Elvis Ramosebudi's whack-job

Andrew Donaldson says it has been an interesting week on the law and order front


IT has been an interesting week for law and order. It started with a threat to arrest former Hawks boss Lieutenant-General Berning “Bridges” Ntlemeza for impersonating a police officer and ended with an alleged assassination plot that was more cuckoo than coup.

Ntlemeza sparked something of a crisis when he pitched up for work on Monday, doing so in spite of a court order declaring his appointment as head of the unit invalid.

He has, as is now the custom, instructed his lawyer, the reassuringly-named Comfort Ngidi, to approach the Supreme Court of Appeal in a bid to drag out proceedings for as long as possible.

This was too much for the greenhorn police minister, Fikile Mbalula, who called a press conference to reassure the country that, job-wise, he really was on top of things.

You may recall that when he was appointed to the position, in that disastrous cabinet reshuffle, Mbalula promptly shut down the social media accounts that kept him so engagingly preoccupied as sports minister.

Here at the Mahagony Ridge our disappointment was palpable. No more selfies of Mablula with half-dessed pop stars. No more silly pictures of Mbaks sitting on gilded thrones and, oddly enough, his feet not quite reaching the floor. No more glimpses of those striking golf outfits.

One snap that did however circulate after the reshuffle showed him sucking pensively on a drooping briar pipe. A deerstalker would have completed the picture, but you got the idea. Sheriff Sherlock meant business.

As he told reporters on Tuesday, “General Ntlemeza’s lawyers are very provocative, and they know how to play the law. They are playing all of you who are actually law illiterates. They are tossing you up and down. You can entertain them, leave me out of that game. I’m a law expert now. I know the law. I’m the minister of police, I’m not blind to the law. The law will never be fair to me if I act in an illiterate manner.”

Speaking of experts, it was reassuring to note Mbalula’s deft adoption of the bombastic cliches, spluttered jingoism and shoot yourself in the foot to kill policies that have characterised the SAPS leadership in the Jacob Zuma era.

He was all over the place at that presser, threatening to send a task force after Ntlemeza who was out there, roaming Pretoria, armed and dangerous, lurking in safe houses. He was not allowing rogueness in South Africa, willy nilly. He was going to act.

By the same token, Mbalula was a patient man who had acted in a civilised manner, who was not at war with Ntlemeza. There were no gimmicks here — citizens were quite entitled to approach the courts for relief. Even with voodoo lawyers.

Which brings us sharply to the court appearance yesterday of Elvis Ramosebudi, who is allegedly the mastermind behind the fantastical plot to assassinate a number of prominent South Africans whose removal from this mortal coil, frankly, probably wouldn’t trouble too many of their neighbours.

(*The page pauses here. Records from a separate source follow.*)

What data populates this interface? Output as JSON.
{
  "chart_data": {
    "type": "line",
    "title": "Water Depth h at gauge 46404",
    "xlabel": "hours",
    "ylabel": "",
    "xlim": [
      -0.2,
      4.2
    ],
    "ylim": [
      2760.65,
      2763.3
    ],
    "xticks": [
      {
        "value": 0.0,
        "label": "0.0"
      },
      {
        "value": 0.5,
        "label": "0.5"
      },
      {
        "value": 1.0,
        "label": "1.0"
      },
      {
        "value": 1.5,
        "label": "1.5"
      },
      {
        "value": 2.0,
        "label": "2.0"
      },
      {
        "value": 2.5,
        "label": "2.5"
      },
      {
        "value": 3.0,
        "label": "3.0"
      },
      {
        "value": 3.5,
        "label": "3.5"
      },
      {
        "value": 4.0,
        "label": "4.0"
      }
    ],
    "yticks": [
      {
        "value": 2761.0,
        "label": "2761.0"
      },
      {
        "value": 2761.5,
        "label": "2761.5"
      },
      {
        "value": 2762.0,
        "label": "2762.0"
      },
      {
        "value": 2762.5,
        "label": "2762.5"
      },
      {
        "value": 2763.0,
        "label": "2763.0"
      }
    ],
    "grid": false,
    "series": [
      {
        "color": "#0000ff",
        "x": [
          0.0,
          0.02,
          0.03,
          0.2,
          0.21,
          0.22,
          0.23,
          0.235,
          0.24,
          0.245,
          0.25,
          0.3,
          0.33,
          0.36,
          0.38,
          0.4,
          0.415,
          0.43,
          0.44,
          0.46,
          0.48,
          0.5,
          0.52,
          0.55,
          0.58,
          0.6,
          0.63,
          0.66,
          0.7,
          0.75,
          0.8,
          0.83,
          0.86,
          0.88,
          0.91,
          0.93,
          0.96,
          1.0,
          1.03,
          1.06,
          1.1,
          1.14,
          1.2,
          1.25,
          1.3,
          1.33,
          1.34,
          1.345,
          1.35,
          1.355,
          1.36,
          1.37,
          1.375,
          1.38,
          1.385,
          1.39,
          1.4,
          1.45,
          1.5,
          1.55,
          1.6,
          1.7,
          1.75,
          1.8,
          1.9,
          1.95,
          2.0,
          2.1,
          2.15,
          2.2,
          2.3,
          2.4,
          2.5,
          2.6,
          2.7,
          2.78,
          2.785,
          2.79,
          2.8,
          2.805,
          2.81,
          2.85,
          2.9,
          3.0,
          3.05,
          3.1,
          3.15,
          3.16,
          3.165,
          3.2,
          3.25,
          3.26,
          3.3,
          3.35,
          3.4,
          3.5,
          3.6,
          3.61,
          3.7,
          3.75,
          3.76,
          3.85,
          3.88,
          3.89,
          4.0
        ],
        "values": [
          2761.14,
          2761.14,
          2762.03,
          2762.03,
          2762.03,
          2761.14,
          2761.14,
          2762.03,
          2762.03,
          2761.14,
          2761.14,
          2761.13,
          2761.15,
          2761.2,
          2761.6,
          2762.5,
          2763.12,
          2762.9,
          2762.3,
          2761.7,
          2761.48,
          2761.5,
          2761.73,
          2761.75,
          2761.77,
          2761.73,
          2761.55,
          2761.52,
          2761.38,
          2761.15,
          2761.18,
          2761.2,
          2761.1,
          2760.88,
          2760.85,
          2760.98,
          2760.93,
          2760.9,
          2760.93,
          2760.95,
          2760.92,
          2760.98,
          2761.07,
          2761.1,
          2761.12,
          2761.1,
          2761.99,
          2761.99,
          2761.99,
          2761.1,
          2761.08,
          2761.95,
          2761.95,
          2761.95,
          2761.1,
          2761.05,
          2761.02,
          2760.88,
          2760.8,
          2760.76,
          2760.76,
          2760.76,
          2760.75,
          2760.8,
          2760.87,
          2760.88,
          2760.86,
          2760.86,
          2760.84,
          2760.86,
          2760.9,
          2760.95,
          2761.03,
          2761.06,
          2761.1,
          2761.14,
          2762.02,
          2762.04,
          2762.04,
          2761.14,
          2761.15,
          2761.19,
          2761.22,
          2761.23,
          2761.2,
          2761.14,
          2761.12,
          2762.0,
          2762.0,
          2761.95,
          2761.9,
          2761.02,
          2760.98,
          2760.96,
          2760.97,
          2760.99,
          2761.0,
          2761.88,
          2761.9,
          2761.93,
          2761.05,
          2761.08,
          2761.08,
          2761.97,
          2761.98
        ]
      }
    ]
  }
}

Top of the list was the President — no surprises there — followed by four Guptas: Venal, Anal, Renal and Proctal. Then came a bunch of the usual suspects: ANC Youth League president Collen Maine (a very soft target; fire a shot in any direction at random and you’re bound to hit him in the gut), MK veterans leader Kebby Maphatsoe, the perpetually lachrymose rent-seeking Brian Molefe, the other former finance minister Des van Rooyen, and so on.

According to the Hawks, Ramosebudi is the founder of the shadowy Anti-State Capture Death Squad Alliance. Which is worrying. A death squad is bad enough, but a death squad alliance? That’s like a fate that worse than a fate that’s worse than death.

Investigators claim they intercepted correspondence from Ramosebudi in which he not only solicited funds from potential donors in order to bankroll out his, um, whack-job, but also unwisely provided them with his banking details.

He was reportedly arrested “while he was busy explaining to donors how the assassination of state capture beneficiaries was going to be carried out by the undercover coup plot snipers.”

There has been no word as to who these donors may be.

Unsurprisingly, there was talk of Ramosebudi being referred for mental observation. 

As the prosecutor, King Masemola, explained, “I’ve been informed … that it was not normal for the person to commit such an offence using his own personal bank account and go around to the companies [for] fundraising … a normal person can’t go around asking for millions, not even thousands, for his own personal things.”

Well, you tell the President that.

This article first appeared in the Weekend Argus.